Une histoire terrible à jeter au visage de ceux qui vous expliquent que « le sentiment d’insécurité en France » relève de l’irrationnel.

Cela s’est passé le 22 juillet, à Châteaubriant, en Loire-Atlantique, que certains connaisseurs surnomment « le petit Istanbul ».

Celyne Fichet et sa famille vivent rue de la Métallurgie. Ce soir là, des racailles frappent à leur porte pour voir le fils de 18 ans afin de le menacer : la raison ? Les racailles n’auraient pas apprécié que ce dernier veuille retrouver les responsables d’un vol de vélos quelques semaines plus tôt.

La bande l’a agressé dans la foulée, provoquant l’intervention du père de famille pour le défendre. S’en suit un déchaînement de violence (le père et son fils auraient pu y passer). Puis dans la foulée, le soir, c’est la caravane qui est incendiée, ce qui provoque un embrasement généralisé, et le feu dans la maison.

La famille se réfugie dans le jardin. Les enfants, dont les deux filles de 7 et 11 ans et un petit garçon de 3 ans, sont emmenés chez les voisins. La famille se rend ensuite aux urgences. Les enfants ne sont pas blessés. Célyne en revanche souffre d’une intoxication au monoxyde de carbone. Une plainte a été déposée quelques heures plus tard à la gendarmerie.

Depuis, la famille est sans toit. En difficulté financière, elle n’était pas à jour de cotisation d’assurance et son assureur, la GMF, refuse pour le moment toute solution de relogement.

Très vite, une mobilisation s’est lancée à l’initiative de Jean-Eudes Gannat, pour que cette famille, qui loge actuellement au camping, trouve une solution.

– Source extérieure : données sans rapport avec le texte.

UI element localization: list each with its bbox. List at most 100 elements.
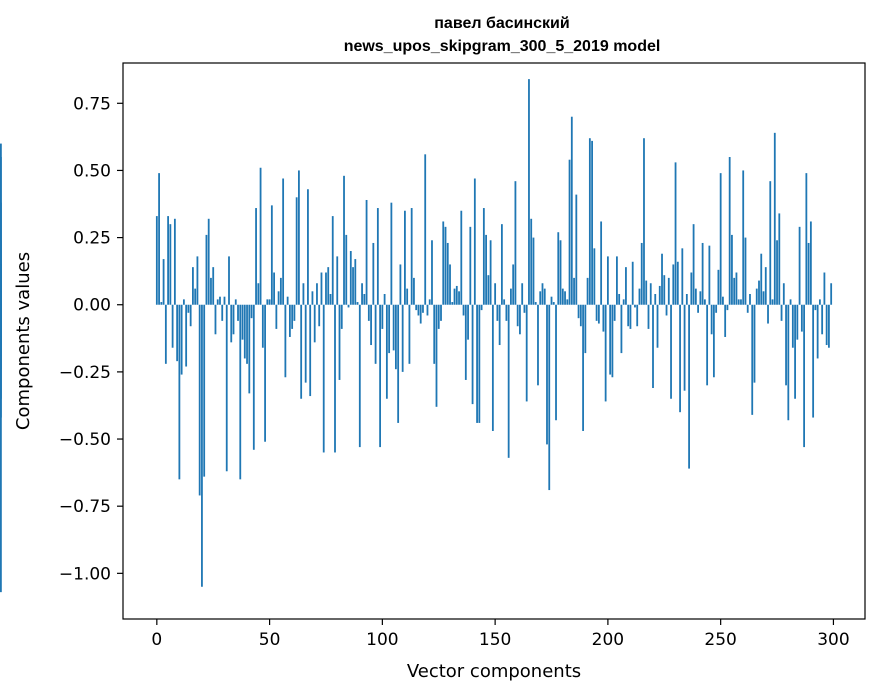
chart-subtitle: news_upos_skipgram_300_5_2019 model: [344, 38, 661, 55]
bar: [237, 304, 239, 321]
bar: [510, 288, 512, 305]
bar: [0, 291, 2, 305]
bar: [266, 299, 269, 305]
bar: [719, 173, 722, 305]
bar: [478, 304, 481, 423]
bar: [246, 304, 248, 364]
bar: [672, 264, 675, 305]
bar: [552, 302, 555, 305]
bar: [503, 299, 506, 305]
bar: [717, 269, 720, 305]
bar: [679, 304, 681, 413]
bar: [606, 256, 609, 305]
bar: [201, 304, 203, 587]
bar: [304, 304, 307, 383]
bar: [250, 304, 253, 319]
bar: [785, 304, 787, 386]
bar: [737, 299, 740, 305]
bar: [643, 138, 645, 305]
bar: [372, 242, 375, 305]
bar: [514, 181, 517, 305]
bar: [171, 304, 174, 348]
bar: [557, 232, 560, 305]
bar: [440, 304, 442, 321]
bar: [593, 248, 596, 305]
bar: [715, 304, 718, 313]
bar: [620, 304, 623, 354]
bar: [169, 224, 172, 305]
bar: [311, 291, 314, 305]
bar: [796, 304, 799, 340]
bar: [807, 242, 810, 305]
bar: [710, 304, 713, 335]
x-axis-ticks: 0 50 100 150 200 250 300: [151, 619, 850, 650]
bar: [575, 194, 578, 305]
bar: [313, 304, 316, 343]
bar: [449, 264, 451, 305]
bar: [354, 259, 357, 305]
bar: [288, 304, 291, 337]
bar: [376, 208, 379, 305]
bar: [426, 304, 429, 316]
bar: [561, 288, 564, 305]
bar: [755, 288, 758, 305]
bar: [564, 291, 566, 305]
bar: [385, 304, 388, 399]
bar: [489, 240, 492, 305]
bar: [279, 277, 282, 305]
bar: [413, 277, 415, 305]
bar: [298, 170, 300, 305]
bar: [744, 237, 747, 305]
bar: [446, 242, 449, 305]
bar: [325, 272, 327, 305]
bar: [767, 304, 769, 324]
bar: [543, 288, 546, 305]
bar: [0, 304, 2, 337]
bar: [828, 304, 830, 348]
bar: [647, 304, 650, 329]
bar: [818, 299, 821, 305]
bar: [656, 304, 659, 348]
bar: [406, 288, 409, 305]
bar: [410, 208, 413, 305]
bar: [361, 283, 363, 305]
bar: [534, 302, 537, 305]
bar: [625, 267, 627, 305]
bar: [494, 283, 497, 305]
bar: [444, 226, 447, 305]
bar: [189, 304, 192, 327]
bar: [239, 304, 242, 480]
bar: [794, 304, 796, 399]
bar: [665, 304, 668, 316]
bar: [363, 294, 366, 305]
bar: [194, 288, 197, 305]
bar: [216, 299, 219, 305]
bar: [609, 304, 612, 375]
bar: [541, 283, 544, 305]
bar: [282, 178, 285, 305]
bar: [248, 304, 251, 394]
bar: [586, 277, 589, 305]
bar: [207, 218, 210, 305]
bar: [568, 159, 571, 305]
bar: [613, 304, 616, 321]
bar: [676, 261, 679, 305]
bar: [636, 304, 639, 327]
bar: [742, 170, 745, 305]
bar: [780, 304, 783, 321]
bar: [751, 304, 754, 415]
bar: [422, 304, 424, 313]
bar: [336, 256, 339, 305]
bar: [379, 304, 381, 448]
bar: [749, 294, 751, 305]
bar: [307, 189, 309, 305]
bar: [631, 261, 634, 305]
bar: [800, 304, 803, 332]
bar: [437, 304, 440, 329]
bar: [701, 242, 704, 305]
bar: [338, 304, 341, 380]
bar: [697, 304, 699, 313]
y-tick-label: −0.50: [59, 430, 111, 450]
bar: [776, 240, 778, 305]
bar: [192, 267, 194, 305]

« Leur maison, leur voiture, leur moto, leur caravane et le scooteur d’un de leurs enfants ont brûlé. Leur logement a été détruit aussi intégralement avec tout ce qu’il y avait à l’intérieur. N’étant pas à jour dans leurs assurances faute de moyens, les Fichet n’ont plus rien et ne seront pas indemnisés. Le seul hébergement d’urgence de leur ville étant occupé par une famille roumaine, ils sont dans un camping, et la préfecture ne semble pas vouloir les reloger pour le moment.

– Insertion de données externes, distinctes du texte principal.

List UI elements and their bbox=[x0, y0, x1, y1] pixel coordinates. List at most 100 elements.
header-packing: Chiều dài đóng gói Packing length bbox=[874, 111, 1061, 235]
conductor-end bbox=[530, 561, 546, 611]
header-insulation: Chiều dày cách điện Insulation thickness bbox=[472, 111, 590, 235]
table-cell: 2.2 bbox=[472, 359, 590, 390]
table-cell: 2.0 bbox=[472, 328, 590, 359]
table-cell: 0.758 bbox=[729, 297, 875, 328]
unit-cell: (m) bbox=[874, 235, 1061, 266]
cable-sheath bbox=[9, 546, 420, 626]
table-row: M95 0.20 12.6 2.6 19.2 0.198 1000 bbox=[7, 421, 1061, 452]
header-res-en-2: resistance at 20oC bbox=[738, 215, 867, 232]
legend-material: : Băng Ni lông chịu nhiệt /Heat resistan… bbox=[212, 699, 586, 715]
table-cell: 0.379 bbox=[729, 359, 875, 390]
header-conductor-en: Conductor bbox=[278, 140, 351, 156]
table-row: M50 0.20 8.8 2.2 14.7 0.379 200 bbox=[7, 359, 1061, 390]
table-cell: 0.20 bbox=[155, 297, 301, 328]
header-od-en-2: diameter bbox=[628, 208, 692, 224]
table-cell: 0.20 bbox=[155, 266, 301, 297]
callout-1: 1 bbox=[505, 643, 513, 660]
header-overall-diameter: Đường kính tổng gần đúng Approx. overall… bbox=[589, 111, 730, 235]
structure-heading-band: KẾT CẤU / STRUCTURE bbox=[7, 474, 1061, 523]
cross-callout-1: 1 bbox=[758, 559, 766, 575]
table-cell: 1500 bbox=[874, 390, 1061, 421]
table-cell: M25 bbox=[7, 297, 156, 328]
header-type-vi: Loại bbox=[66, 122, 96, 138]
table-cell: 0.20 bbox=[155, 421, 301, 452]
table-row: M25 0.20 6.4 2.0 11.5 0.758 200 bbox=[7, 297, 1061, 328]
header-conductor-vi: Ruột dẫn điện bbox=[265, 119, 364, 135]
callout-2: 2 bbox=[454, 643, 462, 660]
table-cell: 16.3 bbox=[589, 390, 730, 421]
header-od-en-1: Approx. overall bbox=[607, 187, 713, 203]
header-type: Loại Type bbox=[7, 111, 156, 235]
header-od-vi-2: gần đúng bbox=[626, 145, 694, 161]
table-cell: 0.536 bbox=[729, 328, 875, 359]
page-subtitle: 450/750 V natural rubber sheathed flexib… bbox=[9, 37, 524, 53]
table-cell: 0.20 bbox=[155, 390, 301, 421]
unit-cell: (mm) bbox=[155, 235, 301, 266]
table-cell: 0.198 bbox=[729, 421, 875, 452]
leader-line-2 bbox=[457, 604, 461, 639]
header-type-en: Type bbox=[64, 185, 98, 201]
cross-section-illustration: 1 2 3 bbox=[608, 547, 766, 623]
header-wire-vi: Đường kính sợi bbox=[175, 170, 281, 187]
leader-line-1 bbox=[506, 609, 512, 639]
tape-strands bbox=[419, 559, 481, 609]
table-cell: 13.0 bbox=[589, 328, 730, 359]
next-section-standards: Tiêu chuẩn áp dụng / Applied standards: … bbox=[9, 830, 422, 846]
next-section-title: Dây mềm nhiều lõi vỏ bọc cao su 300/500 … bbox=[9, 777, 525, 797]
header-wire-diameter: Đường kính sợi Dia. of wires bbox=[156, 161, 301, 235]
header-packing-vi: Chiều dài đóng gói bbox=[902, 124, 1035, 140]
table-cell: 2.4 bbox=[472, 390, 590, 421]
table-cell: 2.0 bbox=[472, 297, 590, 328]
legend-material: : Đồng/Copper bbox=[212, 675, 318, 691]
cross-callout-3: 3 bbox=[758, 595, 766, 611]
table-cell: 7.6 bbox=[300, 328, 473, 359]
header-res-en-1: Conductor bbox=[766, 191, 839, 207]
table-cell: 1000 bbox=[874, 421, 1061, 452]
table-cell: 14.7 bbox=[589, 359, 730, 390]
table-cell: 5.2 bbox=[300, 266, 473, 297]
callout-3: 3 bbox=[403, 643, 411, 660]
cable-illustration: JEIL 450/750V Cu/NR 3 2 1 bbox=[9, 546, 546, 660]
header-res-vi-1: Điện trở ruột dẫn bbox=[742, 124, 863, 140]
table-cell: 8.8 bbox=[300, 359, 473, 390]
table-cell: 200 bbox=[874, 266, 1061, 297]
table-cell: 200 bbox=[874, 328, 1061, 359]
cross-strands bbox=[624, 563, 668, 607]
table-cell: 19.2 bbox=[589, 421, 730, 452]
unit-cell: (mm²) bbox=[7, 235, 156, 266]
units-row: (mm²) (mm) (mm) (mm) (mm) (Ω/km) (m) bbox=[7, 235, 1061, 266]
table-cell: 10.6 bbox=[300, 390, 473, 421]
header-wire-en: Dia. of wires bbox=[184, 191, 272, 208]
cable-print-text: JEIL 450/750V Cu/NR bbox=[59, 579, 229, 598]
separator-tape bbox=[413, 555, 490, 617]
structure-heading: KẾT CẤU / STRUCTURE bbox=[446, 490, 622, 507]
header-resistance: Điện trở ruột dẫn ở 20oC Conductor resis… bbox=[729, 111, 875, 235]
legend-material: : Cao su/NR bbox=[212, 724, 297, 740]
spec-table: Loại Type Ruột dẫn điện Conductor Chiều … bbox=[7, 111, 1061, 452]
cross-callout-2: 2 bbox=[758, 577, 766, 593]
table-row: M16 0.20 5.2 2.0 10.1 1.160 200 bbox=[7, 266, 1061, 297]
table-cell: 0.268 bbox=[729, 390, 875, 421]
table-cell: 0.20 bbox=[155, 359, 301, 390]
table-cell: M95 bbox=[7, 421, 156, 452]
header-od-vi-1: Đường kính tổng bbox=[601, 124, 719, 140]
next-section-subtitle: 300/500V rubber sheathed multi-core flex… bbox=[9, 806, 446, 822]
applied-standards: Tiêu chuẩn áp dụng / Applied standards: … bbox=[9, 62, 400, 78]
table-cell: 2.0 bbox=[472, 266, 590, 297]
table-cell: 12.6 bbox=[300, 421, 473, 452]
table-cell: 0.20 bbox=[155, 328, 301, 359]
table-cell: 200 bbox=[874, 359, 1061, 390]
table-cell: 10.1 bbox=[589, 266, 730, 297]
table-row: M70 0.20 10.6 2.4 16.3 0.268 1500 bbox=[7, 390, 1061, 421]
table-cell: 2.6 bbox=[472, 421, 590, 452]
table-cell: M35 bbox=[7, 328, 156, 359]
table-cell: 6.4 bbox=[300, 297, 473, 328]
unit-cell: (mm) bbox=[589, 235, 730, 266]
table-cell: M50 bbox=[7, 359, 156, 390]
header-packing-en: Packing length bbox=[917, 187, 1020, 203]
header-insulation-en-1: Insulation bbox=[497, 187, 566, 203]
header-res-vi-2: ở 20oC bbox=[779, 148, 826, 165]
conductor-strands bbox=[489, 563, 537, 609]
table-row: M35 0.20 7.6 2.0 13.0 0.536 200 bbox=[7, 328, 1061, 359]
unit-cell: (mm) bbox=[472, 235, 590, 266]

C’est plusieurs milliers d’euros qu’il nous faut pour les aider à refaire leur vie, se loger et récupérer des véhicules pour aller au travail.À ce stade nous ne faisons pas appel à votre générosité, mais à votre devoir et votre esprit de sacrifice. La somme à réunir pour les tirer d’affaire est conséquente, mais demain vous pourriez être vous aussi à la rue avec vos enfants et abandonnés par les autorités. Faites un don et partagez à tout prix !

PS : vous pouvez également participer via le paypal de l’Alvarium en précisant « maison incendiée ». L’intégralité de la somme leur sera reversée.»

Le lien pour soutenir financièrement la famille Fichet est ici

Crédit photo : DR (photo d’illustration)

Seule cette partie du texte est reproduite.